The injured party cannot sue the at fault driver for these PIP [personal injury protection] benefits or "damages," however, if the victim can show fault and if he or she has suffered "death, permanent serious disfigurement, or a serious impairment of bodily function" he or she can collect these "PIP" benefits "in excess of the daily, monthly and three year limits" from the at-fault driver.
This system worked just fine from 1974 until this month, and in fact Justices Young and Markman described it with approval as recently as 2004. Nevertheless, when the Legislature decided to allow persons over 60 to opt out of wage loss coverage, they changed the paragraph structure of the operative statute, and this month the Republicans read that change to eliminate the recovery of "excess" household domestic services entirely.

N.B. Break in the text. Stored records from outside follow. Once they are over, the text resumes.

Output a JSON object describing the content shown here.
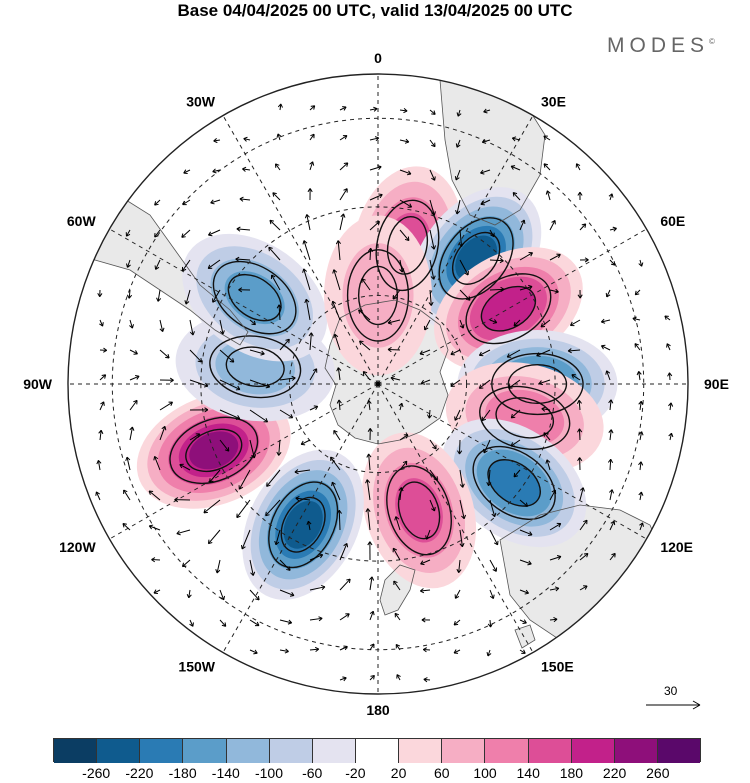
{
  "title": "Base 04/04/2025 00 UTC, valid 13/04/2025 00 UTC",
  "brand": "MODES",
  "brand_mark": "©",
  "longitude_labels": [
    "0",
    "30E",
    "60E",
    "90E",
    "120E",
    "150E",
    "180",
    "150W",
    "120W",
    "90W",
    "60W",
    "30W"
  ],
  "reference_vector": {
    "value": "30"
  },
  "colorbar": {
    "ticks": [
      "-260",
      "-220",
      "-180",
      "-140",
      "-100",
      "-60",
      "-20",
      "20",
      "60",
      "100",
      "140",
      "180",
      "220",
      "260"
    ],
    "colors": [
      "#0b3d63",
      "#0f5b8e",
      "#2a7bb4",
      "#5b9dc9",
      "#91b8db",
      "#bfcde6",
      "#e4e3f0",
      "#ffffff",
      "#fbd7dc",
      "#f6aec4",
      "#ef7fab",
      "#dd4e97",
      "#c2218a",
      "#8e0f7a",
      "#5a086a"
    ]
  },
  "colors": {
    "land": "#e9e9e9",
    "ocean": "#ffffff",
    "coast": "#555555"
  },
  "anomalies": [
    {
      "lon": 12,
      "colat": 32,
      "value": 175
    },
    {
      "lon": 38,
      "colat": 36,
      "value": -240
    },
    {
      "lon": 60,
      "colat": 34,
      "value": 210
    },
    {
      "lon": 90,
      "colat": 36,
      "value": -200
    },
    {
      "lon": 103,
      "colat": 34,
      "value": 130
    },
    {
      "lon": 126,
      "colat": 38,
      "value": -190
    },
    {
      "lon": 162,
      "colat": 30,
      "value": 150
    },
    {
      "lon": -152,
      "colat": 36,
      "value": -230
    },
    {
      "lon": -112,
      "colat": 40,
      "value": 220
    },
    {
      "lon": -82,
      "colat": 28,
      "value": -110
    },
    {
      "lon": -55,
      "colat": 34,
      "value": -150
    },
    {
      "lon": 0,
      "colat": 20,
      "value": 90
    }
  ]
}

What does it matter? If a mother of three is killed in a motor vehicle accident by a drunk or a sleeping semi-truck driver, the "old" law [1974-2012] allowed her family to collect the expenses associated with hiring a person to provide the household services to the family that she had been providing. [Of course the same is true with respect to a terribly injured or deceased "house-husband," however, studies confirm that statistically it is far more likely that the majority of a household's domestic duties will fall on the woman.] In any event, the family's insurer must pay only $20.00 per day, maximum, for three years at the longest: the at-fault's insurer had to make up the difference. Now, the family is just "out of luck:" they receive nothing for child care, laundry, meal preparation, housecleaning, snow shoveling, etc., beyond the first three years or in excess of $20.00 per day.
The dissenting Justices pointed out the "absurdity" of this decision, given that the operative statute expressly preserves "allowable expenses...in excess of the daily limits" and replacement service expenses ARE THE ONLY EXPENSE SUBJECT TO DAILY LIMITS.